Kukacka: Nur Harmonisierung des ÖBB-Pensionsrechts schafft Akzeptanz bei anderen Arbeitnehmern

Wien, 2.5.2003 (OTS) "Die geplanten Veränderungen im Bundesbahn-Pensionsrecht sind gerecht und notwendig. Das derzeitige ÖBB-Pensionsalter von 54,5 Jahren und zwar unabhängig davon, ob es sich um ÖBB-Beamte oder um Bedienstete im Verschub-, Nacht- oder Schichtdienst handelt, stößt bei anderen Arbeitnehmern auf massives Unverständnis. Auch das Bundesbahn-Pensionsrecht muss daher mit den übrigen Pensionssystemen harmonisiert werden", begrüßte heute, Freitag,
Staatssekretär Mag. Helmut Kukacka die vorgesehenen
Maßnahmen in der Pensionssicherungsreform. ****

Das seitens der ÖBB-Belegschaft vorgebrachte Argument, den frühzeitigen Pensionsantritt von heute rund 54,5 Jahren werde durch den höheren Pensionsbeitrag finanziert, relativiert der Staatssekretär: "Wenn man wirklich Vergleiche anstellt, so muss man schon alle Faktoren des Pensionssystems miteinander vergleichen.

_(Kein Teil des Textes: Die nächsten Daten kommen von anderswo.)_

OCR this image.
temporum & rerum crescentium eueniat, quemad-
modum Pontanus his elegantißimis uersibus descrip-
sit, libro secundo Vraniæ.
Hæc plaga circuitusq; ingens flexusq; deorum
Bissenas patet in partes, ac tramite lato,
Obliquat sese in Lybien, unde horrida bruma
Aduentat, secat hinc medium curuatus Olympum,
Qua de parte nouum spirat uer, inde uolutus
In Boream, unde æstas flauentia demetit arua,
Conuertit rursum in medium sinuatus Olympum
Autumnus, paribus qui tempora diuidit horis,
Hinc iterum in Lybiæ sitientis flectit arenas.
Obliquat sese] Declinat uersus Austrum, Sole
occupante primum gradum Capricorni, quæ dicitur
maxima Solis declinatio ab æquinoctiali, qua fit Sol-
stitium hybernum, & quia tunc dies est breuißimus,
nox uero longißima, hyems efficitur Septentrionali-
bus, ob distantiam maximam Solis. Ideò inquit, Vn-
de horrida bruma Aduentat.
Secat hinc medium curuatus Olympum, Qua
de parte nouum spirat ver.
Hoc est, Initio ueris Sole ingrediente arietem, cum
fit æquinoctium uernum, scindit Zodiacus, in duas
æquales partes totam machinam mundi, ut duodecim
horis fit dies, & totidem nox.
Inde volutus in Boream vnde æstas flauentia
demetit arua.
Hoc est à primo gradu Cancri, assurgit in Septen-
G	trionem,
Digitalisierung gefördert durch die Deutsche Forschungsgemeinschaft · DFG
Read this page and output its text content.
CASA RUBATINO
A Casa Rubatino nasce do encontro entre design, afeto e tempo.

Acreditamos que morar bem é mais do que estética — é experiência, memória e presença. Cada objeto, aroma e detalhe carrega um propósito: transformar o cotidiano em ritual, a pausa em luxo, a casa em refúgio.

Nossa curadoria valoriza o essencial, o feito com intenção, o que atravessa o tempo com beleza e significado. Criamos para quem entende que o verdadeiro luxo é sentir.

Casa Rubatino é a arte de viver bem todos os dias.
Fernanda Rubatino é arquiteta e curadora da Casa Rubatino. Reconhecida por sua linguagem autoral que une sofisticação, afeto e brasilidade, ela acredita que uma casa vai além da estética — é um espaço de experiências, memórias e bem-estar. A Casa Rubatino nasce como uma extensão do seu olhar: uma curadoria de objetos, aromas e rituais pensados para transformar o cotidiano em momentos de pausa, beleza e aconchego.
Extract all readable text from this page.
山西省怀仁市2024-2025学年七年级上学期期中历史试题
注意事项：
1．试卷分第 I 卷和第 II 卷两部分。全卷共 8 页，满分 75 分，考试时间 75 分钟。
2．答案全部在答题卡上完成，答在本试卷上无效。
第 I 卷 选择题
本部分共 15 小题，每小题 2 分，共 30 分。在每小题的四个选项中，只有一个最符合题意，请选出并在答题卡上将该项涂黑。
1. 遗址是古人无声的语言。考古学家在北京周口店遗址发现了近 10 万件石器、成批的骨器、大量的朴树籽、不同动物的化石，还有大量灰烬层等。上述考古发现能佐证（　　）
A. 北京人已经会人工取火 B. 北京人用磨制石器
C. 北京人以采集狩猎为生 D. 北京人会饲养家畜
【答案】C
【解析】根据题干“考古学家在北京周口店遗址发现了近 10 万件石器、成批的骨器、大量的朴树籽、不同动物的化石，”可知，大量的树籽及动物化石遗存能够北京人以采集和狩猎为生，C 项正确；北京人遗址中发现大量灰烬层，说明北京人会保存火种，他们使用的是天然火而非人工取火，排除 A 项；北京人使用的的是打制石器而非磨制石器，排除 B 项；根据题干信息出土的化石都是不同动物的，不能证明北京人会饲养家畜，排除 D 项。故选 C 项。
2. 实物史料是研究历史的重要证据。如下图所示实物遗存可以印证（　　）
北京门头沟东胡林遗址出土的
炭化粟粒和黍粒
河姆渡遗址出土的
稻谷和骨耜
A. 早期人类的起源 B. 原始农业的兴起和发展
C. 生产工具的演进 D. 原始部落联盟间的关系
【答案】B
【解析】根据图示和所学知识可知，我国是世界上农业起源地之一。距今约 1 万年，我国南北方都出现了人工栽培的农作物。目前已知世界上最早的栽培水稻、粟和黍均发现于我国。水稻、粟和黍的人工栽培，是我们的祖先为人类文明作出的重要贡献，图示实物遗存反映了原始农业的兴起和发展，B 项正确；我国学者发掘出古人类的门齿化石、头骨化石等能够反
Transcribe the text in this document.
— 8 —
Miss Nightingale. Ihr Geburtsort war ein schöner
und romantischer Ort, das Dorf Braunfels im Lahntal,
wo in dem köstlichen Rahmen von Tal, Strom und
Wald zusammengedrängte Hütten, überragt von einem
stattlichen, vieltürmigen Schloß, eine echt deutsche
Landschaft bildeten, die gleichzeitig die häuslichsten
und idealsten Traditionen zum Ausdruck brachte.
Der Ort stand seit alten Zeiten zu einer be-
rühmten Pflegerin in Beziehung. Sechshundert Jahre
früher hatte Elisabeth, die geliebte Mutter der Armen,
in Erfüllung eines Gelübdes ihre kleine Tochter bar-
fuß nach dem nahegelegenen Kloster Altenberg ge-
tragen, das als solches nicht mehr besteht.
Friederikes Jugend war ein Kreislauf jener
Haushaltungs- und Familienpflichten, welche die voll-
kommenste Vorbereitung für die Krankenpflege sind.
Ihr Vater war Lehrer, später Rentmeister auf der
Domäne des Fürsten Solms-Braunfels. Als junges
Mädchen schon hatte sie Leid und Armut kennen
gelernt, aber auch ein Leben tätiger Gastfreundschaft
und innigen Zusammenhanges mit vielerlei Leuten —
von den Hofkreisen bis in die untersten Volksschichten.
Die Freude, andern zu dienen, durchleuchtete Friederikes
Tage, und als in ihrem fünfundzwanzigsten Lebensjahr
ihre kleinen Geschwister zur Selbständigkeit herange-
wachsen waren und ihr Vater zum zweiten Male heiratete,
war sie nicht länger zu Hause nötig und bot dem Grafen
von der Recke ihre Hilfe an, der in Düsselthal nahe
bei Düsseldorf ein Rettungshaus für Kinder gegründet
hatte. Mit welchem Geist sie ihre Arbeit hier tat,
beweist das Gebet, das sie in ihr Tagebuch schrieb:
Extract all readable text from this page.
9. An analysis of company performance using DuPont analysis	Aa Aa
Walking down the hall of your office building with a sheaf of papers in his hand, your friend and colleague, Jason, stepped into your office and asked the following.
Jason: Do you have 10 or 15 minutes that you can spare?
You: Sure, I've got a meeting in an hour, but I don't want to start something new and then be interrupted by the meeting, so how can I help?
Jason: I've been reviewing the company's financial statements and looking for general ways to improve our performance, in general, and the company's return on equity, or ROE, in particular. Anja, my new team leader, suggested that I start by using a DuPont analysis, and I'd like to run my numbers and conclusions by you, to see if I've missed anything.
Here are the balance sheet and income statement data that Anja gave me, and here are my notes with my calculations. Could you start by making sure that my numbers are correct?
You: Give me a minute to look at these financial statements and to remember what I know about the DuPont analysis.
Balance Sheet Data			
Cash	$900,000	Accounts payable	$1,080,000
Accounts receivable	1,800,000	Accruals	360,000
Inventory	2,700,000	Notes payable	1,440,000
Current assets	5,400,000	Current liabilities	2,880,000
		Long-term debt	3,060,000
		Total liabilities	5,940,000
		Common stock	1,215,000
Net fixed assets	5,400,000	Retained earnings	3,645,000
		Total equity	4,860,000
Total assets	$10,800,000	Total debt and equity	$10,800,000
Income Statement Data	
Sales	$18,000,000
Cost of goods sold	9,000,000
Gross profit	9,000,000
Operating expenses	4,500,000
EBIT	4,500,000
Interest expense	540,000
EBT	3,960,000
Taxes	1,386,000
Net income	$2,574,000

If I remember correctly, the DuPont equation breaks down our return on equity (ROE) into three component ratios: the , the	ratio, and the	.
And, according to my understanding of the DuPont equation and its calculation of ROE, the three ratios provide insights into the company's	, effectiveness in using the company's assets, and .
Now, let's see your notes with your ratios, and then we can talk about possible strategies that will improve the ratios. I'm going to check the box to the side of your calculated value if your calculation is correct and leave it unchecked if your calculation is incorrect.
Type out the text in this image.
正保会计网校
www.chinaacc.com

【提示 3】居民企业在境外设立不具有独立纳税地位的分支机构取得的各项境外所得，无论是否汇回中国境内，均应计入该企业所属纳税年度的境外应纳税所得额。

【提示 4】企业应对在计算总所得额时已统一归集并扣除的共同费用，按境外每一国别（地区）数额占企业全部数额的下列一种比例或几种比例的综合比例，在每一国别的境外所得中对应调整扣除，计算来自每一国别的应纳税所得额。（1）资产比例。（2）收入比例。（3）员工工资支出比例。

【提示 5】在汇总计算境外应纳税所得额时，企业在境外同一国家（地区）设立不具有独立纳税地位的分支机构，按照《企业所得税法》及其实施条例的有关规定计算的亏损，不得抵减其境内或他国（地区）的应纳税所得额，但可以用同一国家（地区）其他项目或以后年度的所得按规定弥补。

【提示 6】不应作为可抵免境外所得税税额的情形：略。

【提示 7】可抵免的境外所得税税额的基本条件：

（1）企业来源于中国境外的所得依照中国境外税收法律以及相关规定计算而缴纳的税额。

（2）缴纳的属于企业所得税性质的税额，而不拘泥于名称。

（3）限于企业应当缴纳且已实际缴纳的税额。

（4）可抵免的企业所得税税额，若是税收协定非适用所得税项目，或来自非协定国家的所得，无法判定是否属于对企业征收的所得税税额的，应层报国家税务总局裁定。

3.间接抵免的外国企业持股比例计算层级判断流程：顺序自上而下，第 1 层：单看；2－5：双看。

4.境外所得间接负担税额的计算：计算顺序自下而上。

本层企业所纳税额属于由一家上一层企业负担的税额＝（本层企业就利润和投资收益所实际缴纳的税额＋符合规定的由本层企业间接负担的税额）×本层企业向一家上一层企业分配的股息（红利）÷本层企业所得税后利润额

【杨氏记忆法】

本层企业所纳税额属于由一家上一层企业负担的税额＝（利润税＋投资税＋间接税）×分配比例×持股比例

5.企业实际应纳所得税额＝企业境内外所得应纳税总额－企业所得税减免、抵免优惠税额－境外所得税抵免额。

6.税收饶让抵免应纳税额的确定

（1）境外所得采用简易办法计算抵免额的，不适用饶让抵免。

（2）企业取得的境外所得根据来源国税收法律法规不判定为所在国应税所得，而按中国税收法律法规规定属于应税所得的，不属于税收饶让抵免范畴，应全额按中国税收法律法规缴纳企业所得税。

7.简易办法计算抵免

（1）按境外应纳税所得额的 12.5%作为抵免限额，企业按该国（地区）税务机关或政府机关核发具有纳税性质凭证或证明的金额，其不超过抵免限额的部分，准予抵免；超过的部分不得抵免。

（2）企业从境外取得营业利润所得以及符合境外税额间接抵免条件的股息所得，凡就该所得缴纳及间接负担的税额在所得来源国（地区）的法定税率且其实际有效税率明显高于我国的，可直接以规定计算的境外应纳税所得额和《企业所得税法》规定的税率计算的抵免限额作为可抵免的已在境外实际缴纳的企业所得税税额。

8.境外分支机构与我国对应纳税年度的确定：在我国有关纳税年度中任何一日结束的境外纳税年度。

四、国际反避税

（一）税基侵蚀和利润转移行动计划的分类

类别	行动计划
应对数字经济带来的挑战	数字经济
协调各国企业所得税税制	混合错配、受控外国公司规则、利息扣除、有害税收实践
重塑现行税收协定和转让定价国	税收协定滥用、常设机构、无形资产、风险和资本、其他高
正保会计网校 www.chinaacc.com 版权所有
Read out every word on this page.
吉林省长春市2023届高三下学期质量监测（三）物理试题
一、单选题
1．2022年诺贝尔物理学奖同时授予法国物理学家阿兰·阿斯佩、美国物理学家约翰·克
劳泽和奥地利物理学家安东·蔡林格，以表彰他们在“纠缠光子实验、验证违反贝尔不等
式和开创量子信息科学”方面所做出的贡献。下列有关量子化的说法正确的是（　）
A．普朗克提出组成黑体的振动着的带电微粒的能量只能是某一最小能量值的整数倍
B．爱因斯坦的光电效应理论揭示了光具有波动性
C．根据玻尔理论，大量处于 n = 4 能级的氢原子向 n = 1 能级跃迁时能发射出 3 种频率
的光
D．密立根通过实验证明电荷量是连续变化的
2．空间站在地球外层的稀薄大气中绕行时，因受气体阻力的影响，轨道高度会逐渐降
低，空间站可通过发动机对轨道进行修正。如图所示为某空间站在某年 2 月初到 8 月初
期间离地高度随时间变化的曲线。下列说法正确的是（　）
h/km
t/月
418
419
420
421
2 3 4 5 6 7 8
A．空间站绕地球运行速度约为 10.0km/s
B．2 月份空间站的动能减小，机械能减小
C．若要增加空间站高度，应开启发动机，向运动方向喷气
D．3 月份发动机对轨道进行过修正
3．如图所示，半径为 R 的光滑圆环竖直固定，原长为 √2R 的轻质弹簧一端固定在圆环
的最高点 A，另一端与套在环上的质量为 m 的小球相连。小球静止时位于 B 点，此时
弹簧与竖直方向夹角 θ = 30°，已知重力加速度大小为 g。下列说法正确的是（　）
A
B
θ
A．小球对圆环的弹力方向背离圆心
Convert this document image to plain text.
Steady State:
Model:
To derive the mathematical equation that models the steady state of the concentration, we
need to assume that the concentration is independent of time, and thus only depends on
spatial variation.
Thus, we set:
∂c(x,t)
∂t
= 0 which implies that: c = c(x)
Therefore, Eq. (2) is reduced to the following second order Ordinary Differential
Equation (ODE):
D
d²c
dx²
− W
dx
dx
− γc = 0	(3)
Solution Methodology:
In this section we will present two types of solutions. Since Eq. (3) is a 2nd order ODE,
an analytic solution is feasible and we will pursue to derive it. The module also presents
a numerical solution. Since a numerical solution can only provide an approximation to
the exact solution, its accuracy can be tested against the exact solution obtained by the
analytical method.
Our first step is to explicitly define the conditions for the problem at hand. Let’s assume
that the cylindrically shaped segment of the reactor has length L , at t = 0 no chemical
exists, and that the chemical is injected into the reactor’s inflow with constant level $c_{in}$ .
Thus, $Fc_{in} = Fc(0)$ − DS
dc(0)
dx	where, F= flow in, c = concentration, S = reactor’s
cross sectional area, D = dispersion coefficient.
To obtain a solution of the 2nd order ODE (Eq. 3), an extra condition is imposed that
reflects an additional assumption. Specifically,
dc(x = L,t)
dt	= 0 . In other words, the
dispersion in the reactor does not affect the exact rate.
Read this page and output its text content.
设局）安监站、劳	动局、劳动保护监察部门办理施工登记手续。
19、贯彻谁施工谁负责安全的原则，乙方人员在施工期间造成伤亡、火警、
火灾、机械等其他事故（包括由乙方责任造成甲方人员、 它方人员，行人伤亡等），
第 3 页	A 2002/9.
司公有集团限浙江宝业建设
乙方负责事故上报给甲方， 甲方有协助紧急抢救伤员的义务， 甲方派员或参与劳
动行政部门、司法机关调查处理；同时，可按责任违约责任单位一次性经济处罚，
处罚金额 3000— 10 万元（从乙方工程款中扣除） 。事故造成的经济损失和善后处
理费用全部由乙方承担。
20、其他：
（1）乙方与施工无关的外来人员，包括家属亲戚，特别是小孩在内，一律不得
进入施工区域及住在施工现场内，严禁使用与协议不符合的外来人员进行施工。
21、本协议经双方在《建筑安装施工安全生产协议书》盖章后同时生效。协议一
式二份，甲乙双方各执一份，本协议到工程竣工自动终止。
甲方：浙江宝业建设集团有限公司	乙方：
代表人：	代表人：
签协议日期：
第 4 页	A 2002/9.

Hier wird nämlich gerne vergessen, dass im ASVG oder im öffentlichen Dienst für einen frühzeitigen Pensionsantritt Abschläge gezahlt werden müssen". Diese seien für ÖBB-Bedienstete auch weiterhin nicht vorgesehen. "Die Abschläge bei Beamten und ASVG-Versicherten können wesentlich höher sein, als die gegenüber den ASVG-Versicherten um 4,8 Prozent und gegenüber den Beamten um 2,5 Prozent höheren Pensionsbeiträge, die seitens der ÖBB-Bediensteten geleistet werden", so Kukacka.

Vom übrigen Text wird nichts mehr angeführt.